소프트웨어 플랫폼에서 태스크 할당 장치가 응용 소프트웨어에 따라 태스크를 클러스터링하고, 클러스터링한 결과에 해당하는 클러스터링 코어를 선택하는 단계; 상기 클러스터링 코어가 포함하는 적어도 하나의 코어 중 특정 코어에 태스크를 할당하기로 결정하는 단계; 하드웨어 플렛폼에 위치하는 프로세스 코어가 태스크를 중앙 스위치에 전달하는 단계; 상기 중앙 스위치가 상기 클러스터링 코어가 포함하는 스위치에 상기 태스크를 전달하는 단계; 및 상기 클러스터링 코어가 포함하는 스위치가 상기 태스크를 상기 특정 코어에 할당하는 단계를 포함한다. In a software platform, a task allocation device clusters tasks according to application software and selects a clustering core corresponding to a result of the clustering; Determining to assign a task to a particular core of at least one of the cores included in the clustering core; Transferring a task to a central switch, the process core being located on a hardware platform; Transferring the task to a switch included in the clustering core; And a switch included in the clustering core assigns the task to the specific core.

또한, 본 발명의 실시예에 따른 멀티 태스크 할당 장치는In addition, the multi-task assignment apparatus according to the embodiment of the present invention

소프트웨어 플랫폼에서 응용 소프트웨어가 동작함에 따라 생성한 태스크를 상기 응용 소프트웨어에 대응하게 클러스터링하는 클러스터링부; 및 클러스터링된 태스크를 상기 응용 소프트웨어에 대응하는 클러스터 코어에 할당하고, 상기 클러스터 코어에서 1-홉 만큼의 거리를 가지는 코어에 상기 클러스터링된 태스크를 할당하는 할당부를 포함한다. A clustering unit for clustering tasks generated by the application software in the software platform in correspondence with the application software; And an assigning unit for assigning the clustered task to a cluster core corresponding to the application software and assigning the clustered task to a core having a distance of one hop from the cluster core.
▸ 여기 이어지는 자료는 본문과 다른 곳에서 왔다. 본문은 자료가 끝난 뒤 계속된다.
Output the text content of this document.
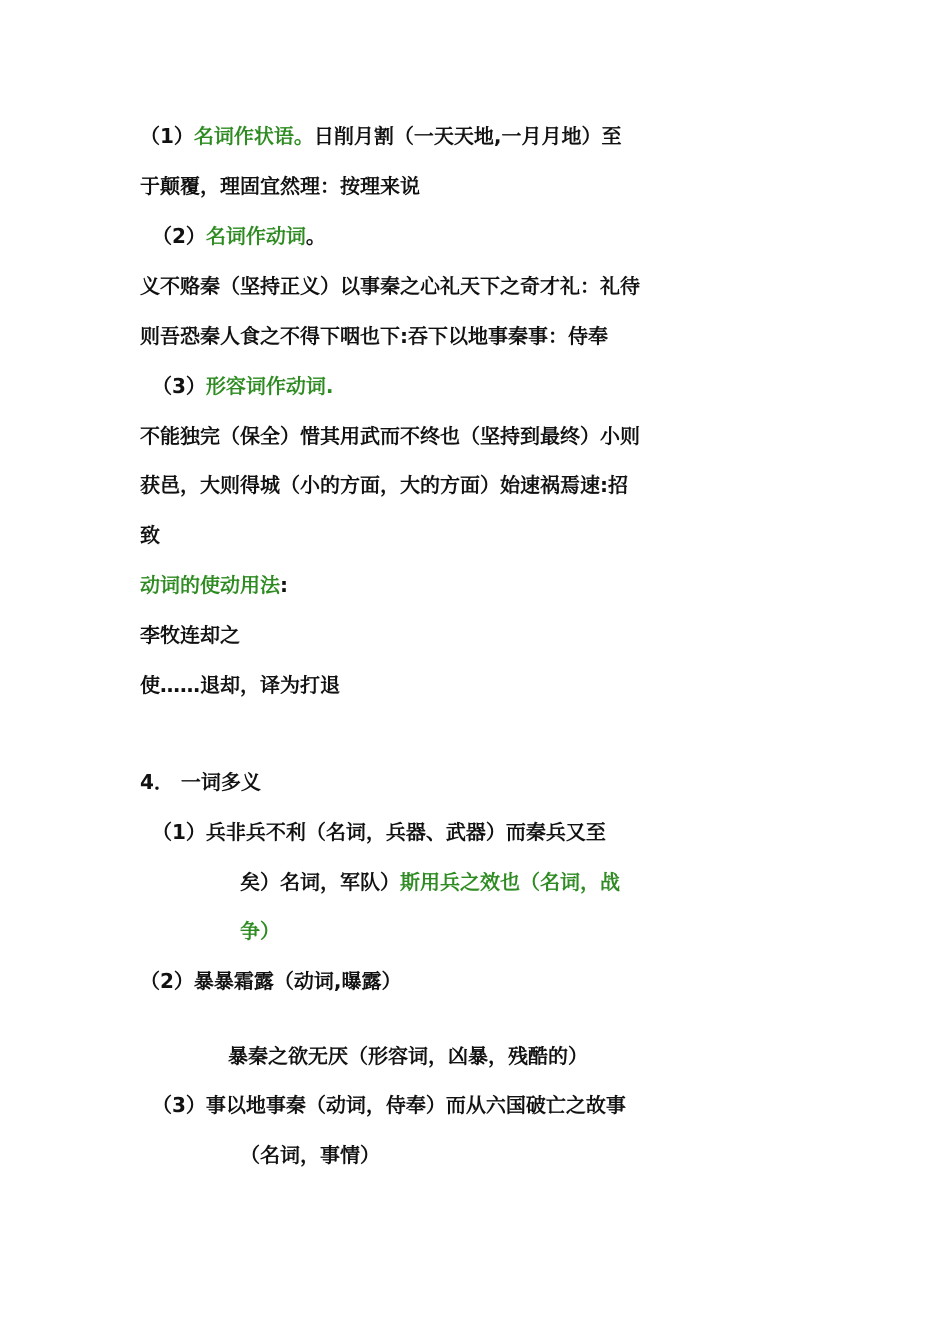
（1）名词作状语。日削月割（一天天地,一月月地）至
于颠覆，理固宜然理：按理来说
（2）名词作动词。
义不赂秦（坚持正义）以事秦之心礼天下之奇才礼：礼待
则吾恐秦人食之不得下咽也下:吞下以地事秦事：侍奉
（3）形容词作动词.
不能独完（保全）惜其用武而不终也（坚持到最终）小则
获邑，大则得城（小的方面，大的方面）始速祸焉速:招
致
动词的使动用法:
李牧连却之
使……退却，译为打退
4． 一词多义
（1）兵非兵不利（名词，兵器、武器）而秦兵又至
矣）名词，军队）斯用兵之效也（名词，战
争）
（2）暴暴霜露（动词,曝露）
暴秦之欲无厌（形容词，凶暴，残酷的）
（3）事以地事秦（动词，侍奉）而从六国破亡之故事
（名词，事情）
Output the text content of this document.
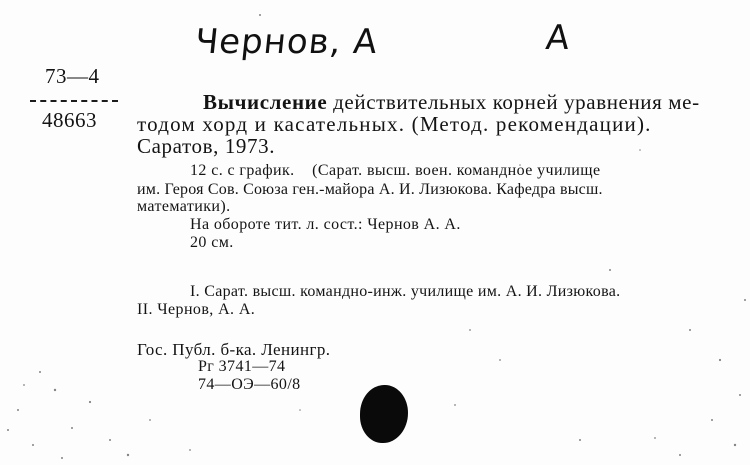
Чернов, А	А
73—4
48663
Вычисление действительных корней уравнения ме-
тодом хорд и касательных. (Метод. рекомендации).
Саратов, 1973.
12 с. с график.    (Сарат. высш. воен. командное училище
им. Героя Сов. Союза ген.-майора А. И. Лизюкова. Кафедра высш.
математики).
На обороте тит. л. сост.: Чернов А. А.
20 см.
I. Сарат. высш. командно-инж. училище им. А. И. Лизюкова.
II. Чернов, А. А.
Гос. Публ. б-ка. Ленингр.
Рг 3741—74
74—ОЭ—60/8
이 때, 상기 할당부는 상기 클러스터 코어에서 1-홉 만큼의 거리를 가지는 코어에 태스크를 상기 클러스터링된 태스크를 라운드 로빈 방법으로 할당하는 것을 특징으로 한다. In this case, the allocator allocates the task to the core having the distance of one hop from the cluster core, and allocates the clustered task in the round-robin manner.

이 때, 상기 클러스터 코어와 상기 코어 사이에는 스위치가 위치하는 것을 특징으로 한다. At this time, a switch is located between the cluster core and the core.

이 때, 상기 스위치는 Star형 Noc 구조를 기반으로 하는 것을 특징으로 한다. At this time, the switch is characterized by being based on a Star-type Noc structure.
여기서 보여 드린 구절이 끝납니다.